Senior Managers Deliver Their Judgement

SENIOR MANAGERS DELIVER JUDGEMENT ON OUR CAMPAIGN!

We’ve got it all wrong!

The Children and Young People Daily Bulletin is running a piece on our campaign under the title, ‘Youth Workers launch campaign for a return to core principles’.

Within it Susie Roberts, chief executive of the Confederation of Heads of Young People’s Services (formerly Apyco) says our Open Letter does not recognise the positive impact youth work has had in recent years.

She goes on: “The argument needs to focus on promoting youth work, and be more explicit about the outcomes of youth work intervention. We don’t need to be defensive because most people now recognise the contribution youth workers make in young people’s lives.

For years youth services have appointed young people in senior positions,” adds Roberts. “This model is now being implemented across the public sector. We have impacted hugely on institutions across the country. This is something we should be proud to promote.”

I must confess to being bemused by the statement about young people being appointed to senior positions, but no matter.  I’ve posted the following comment on the site.

I’ll begin by thanking Janaki for drawing attention to our ‘In Defence of Youth Work’ campaign. If readers want to know more we have created a website to keep folk abreast of developments at https://indefenceofyouthwork.wordpress.com.

As for Susie Robert’s criticisms we are very much open to a serious debate. Indeed we would welcome a thoughtful and even self-critical response from the Confederation to the contradictions and dilemmas of being a Senior Manager in the New Labour decade. I may be past my sell-by date, but I do know a little about the profound contradictions of being a so-called Chief Officer. Are we to believe that the Confederation simply glows with pride at its imposition of New Labour’s spurious, predictable outcomes-led agenda; that its members believe that their impact upon institutions across the country has been without doubt in the service of democratic and emancipatory youth work ‘on the side of young people; that they don’t have a reservation here and there about the present state of affairs?

Our position is plain. A critical, questioning, unpredictable Youth Work practice has been damaged deeply by the last decade and more of ‘new managerialism’. Our position is supported by the analyses of some of the most committed thinkers and practitioners of the last 30 years – from Bernard Davies through Jeffs and Smith to Janet Batsleer and Carol Packham.

Of course, in accord with Bertrand Russell, we maintain our conclusions with doubt. But if we are to be put right, we expect more than a sound-bite from our superiors.
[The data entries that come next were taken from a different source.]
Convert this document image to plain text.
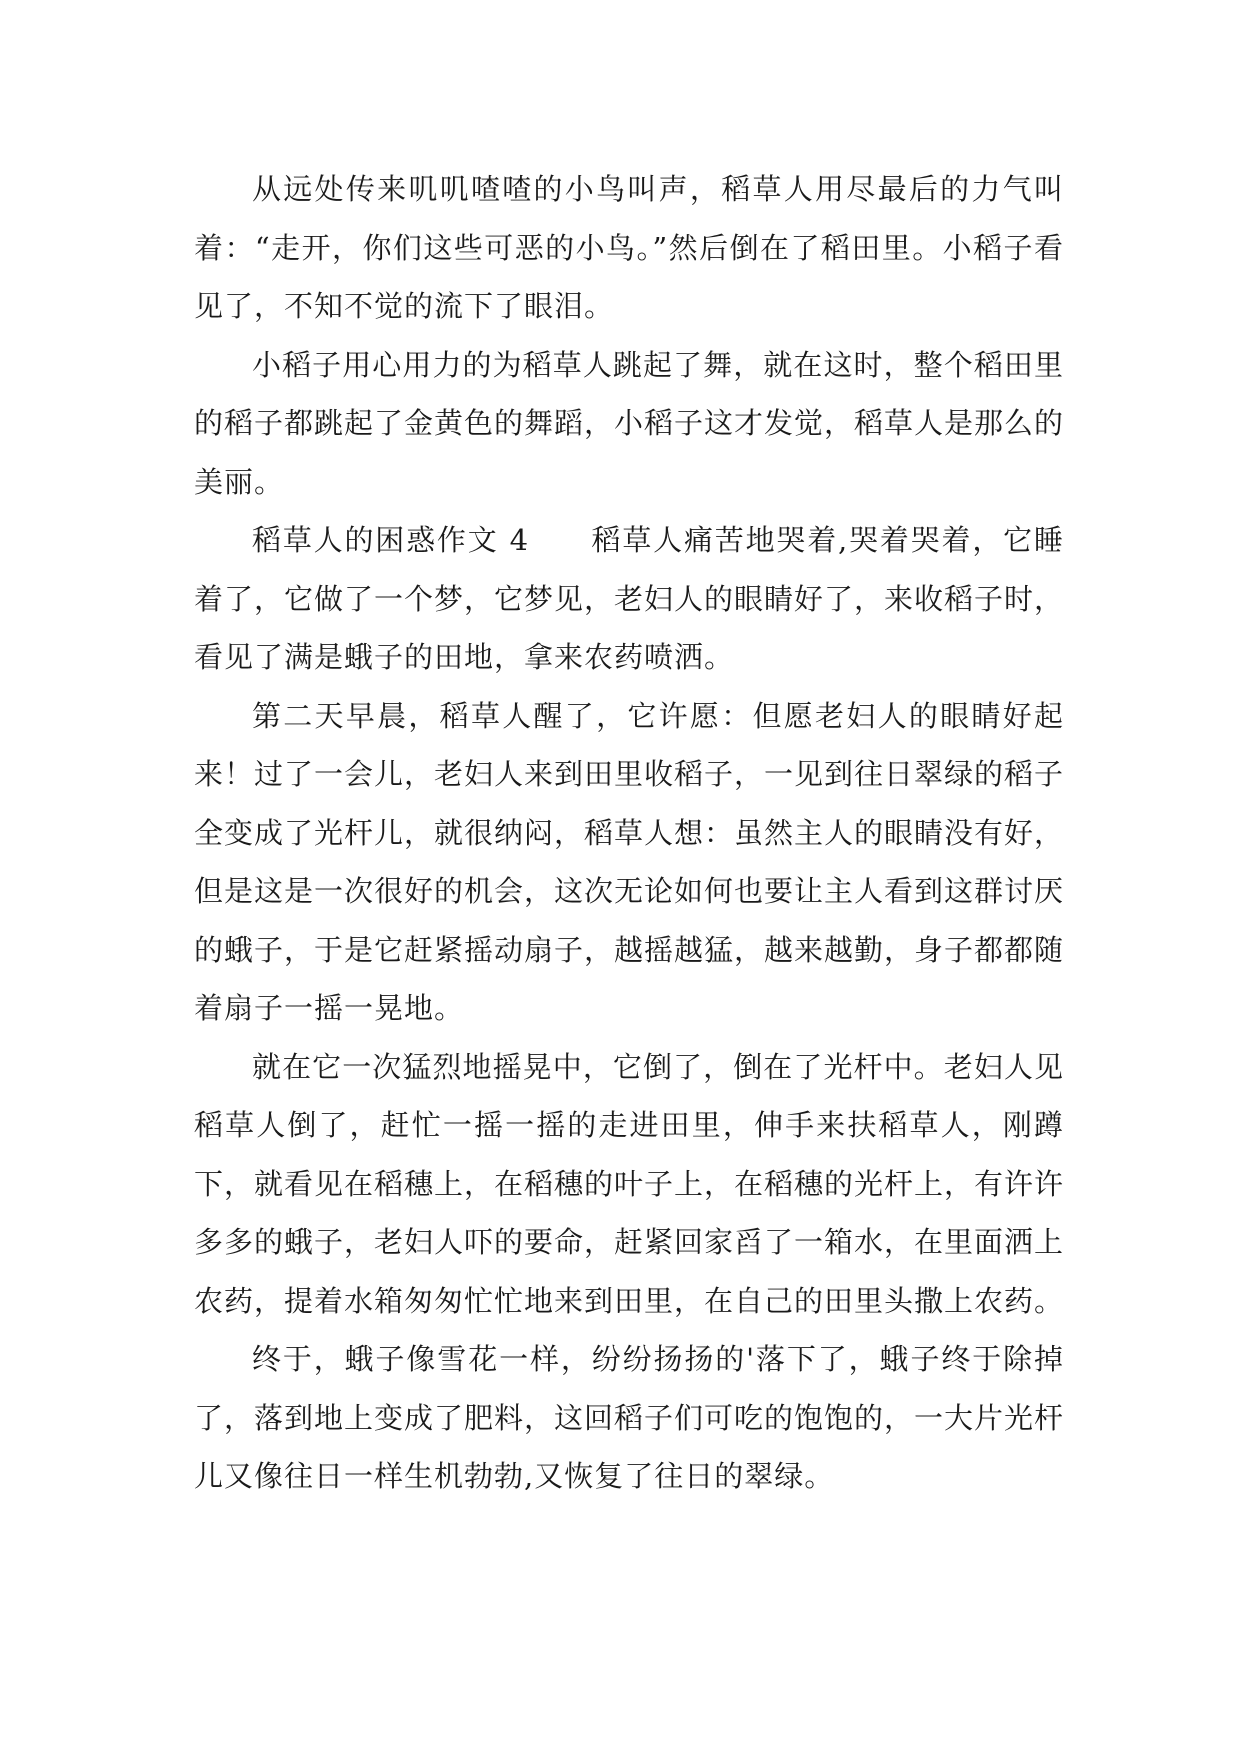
从远处传来叽叽喳喳的小鸟叫声，稻草人用尽最后的力气叫着：“走开，你们这些可恶的小鸟。”然后倒在了稻田里。小稻子看见了，不知不觉的流下了眼泪。

小稻子用心用力的为稻草人跳起了舞，就在这时，整个稻田里的稻子都跳起了金黄色的舞蹈，小稻子这才发觉，稻草人是那么的美丽。

稻草人的困惑作文 4　　稻草人痛苦地哭着,哭着哭着，它睡着了，它做了一个梦，它梦见，老妇人的眼睛好了，来收稻子时，看见了满是蛾子的田地，拿来农药喷洒。

第二天早晨，稻草人醒了，它许愿：但愿老妇人的眼睛好起来！过了一会儿，老妇人来到田里收稻子，一见到往日翠绿的稻子全变成了光杆儿，就很纳闷，稻草人想：虽然主人的眼睛没有好，但是这是一次很好的机会，这次无论如何也要让主人看到这群讨厌的蛾子，于是它赶紧摇动扇子，越摇越猛，越来越勤，身子都都随着扇子一摇一晃地。

就在它一次猛烈地摇晃中，它倒了，倒在了光杆中。老妇人见稻草人倒了，赶忙一摇一摇的走进田里，伸手来扶稻草人，刚蹲下，就看见在稻穗上，在稻穗的叶子上，在稻穗的光杆上，有许许多多的蛾子，老妇人吓的要命，赶紧回家舀了一箱水，在里面洒上农药，提着水箱匆匆忙忙地来到田里，在自己的田里头撒上农药。

终于，蛾子像雪花一样，纷纷扬扬的'落下了，蛾子终于除掉了，落到地上变成了肥料，这回稻子们可吃的饱饱的，一大片光杆儿又像往日一样生机勃勃,又恢复了往日的翠绿。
We look forward to the Confederation’s defence of what it considers to be Youth Work.

If the mood takes you, it would be useful to post your responses on the CPYN site. It would be brilliant to generate a wider debate, alongside creating more publicity for the Campaign.

3 comments

  1. I would like to a agree with Susie Roberts comments and I do not want to take anything away from young people who attain positions and are catalysts for change within rigid institutions. However as a youth worker and educator I find this just another example of how the often tokenistic individualistic achievements of one or two outstanding young people are used in defence of the disempowering and demoralising accredited and recorded outcome target driven curriculum that currently pervades the profession of youthwork. This attempt to make youth work fit the extended schools and target agenda devalues the quality of a process that has for centuries been empowering, enabling and emancipatory. It also demonstrates a lack of respect for young people as free thinking individuals to see through the rhetoric and make choices accordingly.
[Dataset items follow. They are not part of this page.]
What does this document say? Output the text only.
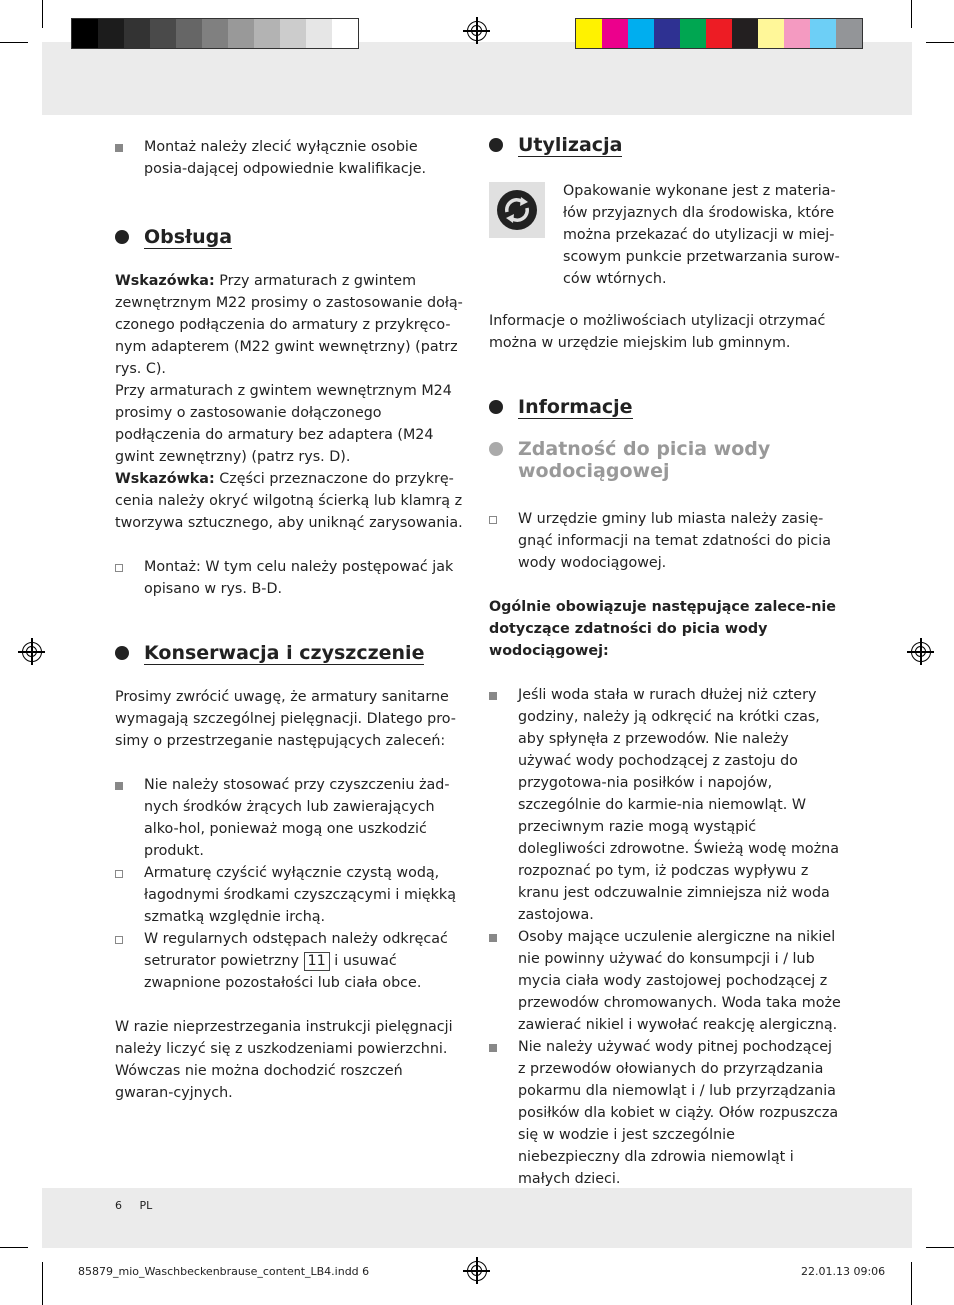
Montaż należy zlecić wyłącznie osobie posia-dającej odpowiednie kwalifikacje.
Obsługa

Wskazówka: Przy armaturach z gwintem zewnętrznym M22 prosimy o zastosowanie dołą-czonego podłączenia do armatury z przykręco-nym adapterem (M22 gwint wewnętrzny) (patrz rys. C).

Przy armaturach z gwintem wewnętrznym M24 prosimy o zastosowanie dołączonego podłączenia do armatury bez adaptera (M24 gwint zewnętrzny) (patrz rys. D).

Wskazówka: Części przeznaczone do przykrę-cenia należy okryć wilgotną ścierką lub klamrą z tworzywa sztucznego, aby uniknąć zarysowania.

Montaż: W tym celu należy postępować jak opisano w rys. B-D.
Konserwacja i czyszczenie

Prosimy zwrócić uwagę, że armatury sanitarne wymagają szczególnej pielęgnacji. Dlatego pro-simy o przestrzeganie następujących zaleceń:

Nie należy stosować przy czyszczeniu żad-nych środków żrących lub zawierających alko-hol, ponieważ mogą one uszkodzić produkt.
Armaturę czyścić wyłącznie czystą wodą, łagodnymi środkami czyszczącymi i miękką szmatką względnie irchą.
W regularnych odstępach należy odkręcać setrurator powietrzny 11 i usuwać zwapnione pozostałości lub ciała obce.

W razie nieprzestrzegania instrukcji pielęgnacji należy liczyć się z uszkodzeniami powierzchni. Wówczas nie można dochodzić roszczeń gwaran-cyjnych.

Utylizacja

Opakowanie wykonane jest z materia-łów przyjaznych dla środowiska, które można przekazać do utylizacji w miej-scowym punkcie przetwarzania surow-ców wtórnych.

Informacje o możliwościach utylizacji otrzymać można w urzędzie miejskim lub gminnym.

Informacje
Zdatność do picia wody wodociągowej
W urzędzie gminy lub miasta należy zasię-gnąć informacji na temat zdatności do picia wody wodociągowej.

Ogólnie obowiązuje następujące zalece-nie dotyczące zdatności do picia wody wodociągowej:

Jeśli woda stała w rurach dłużej niż cztery godziny, należy ją odkręcić na krótki czas, aby spłynęła z przewodów. Nie należy używać wody pochodzącej z zastoju do przygotowa-nia posiłków i napojów, szczególnie do karmie-nia niemowląt. W przeciwnym razie mogą wystąpić dolegliwości zdrowotne. Świeżą wodę można rozpoznać po tym, iż podczas wypływu z kranu jest odczuwalnie zimniejsza niż woda zastojowa.
Osoby mające uczulenie alergiczne na nikiel nie powinny używać do konsumpcji i / lub mycia ciała wody zastojowej pochodzącej z przewodów chromowanych. Woda taka może zawierać nikiel i wywołać reakcję alergiczną.
Nie należy używać wody pitnej pochodzącej z przewodów ołowianych do przyrządzania pokarmu dla niemowląt i / lub przyrządzania posiłków dla kobiet w ciąży. Ołów rozpuszcza się w wodzie i jest szczególnie niebezpieczny dla zdrowia niemowląt i małych dzieci.
6 PL
85879_mio_Waschbeckenbrause_content_LB4.indd 6	22.01.13 09:06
  2. Hi I write on behalf of CYWU members in North Tyneside.
    I just thought that contributers might like to know that the senior managers of North Tyneside ISSS have delivered their judgment on in defence of youth work. In an email to youth work managers request to attend the North East regional event, the senior manager stated that he had had a couple of request from staff to attend this event, He stated that in his opinion ‘this is a campaign and if staff want to attend they can do so in their own time’. In a further request asking if this matter could be discussed at the next managers meeting he again replied that…”this is not a democracy, I have made a decsion” On behalf of CYWU members and youth workers in general I would like to know if workers who attended the London gathering or workers intending to attend one of the other planned gatherings have had the same negative response from their managers. Is this indeed the new managerialism that we are currently focusing on ? Thanx charlie

  3. Charlie

    The definition of a democratic and emancipatory youth work we put forward does pose dilemmas for senior management. Surely we might ask, a manager who talks the talk about participative work with young people recognises that their workers must also enjoy the fullest participation in the workplace? We might suggest that if you don’t have democratic structures in the organisation, it’s difficult to see by what miracle you encourage democratic work with young people. It seems to me that a senior manager committed to democratic youth work desires workers who are critical, creative and ‘bolshie’ and would be pleased for them to attend any of the regionals.

    This said, I must confess too that we need to breathe fresh life into the tradition of meeting in our own time, under our own steam, to being autonomous and not reliant on the grace and favour of our managers or employers.

    It would be informative if supporters could respond to Charlie’s pertinent questions. I have a feeling that some workers are being warned off.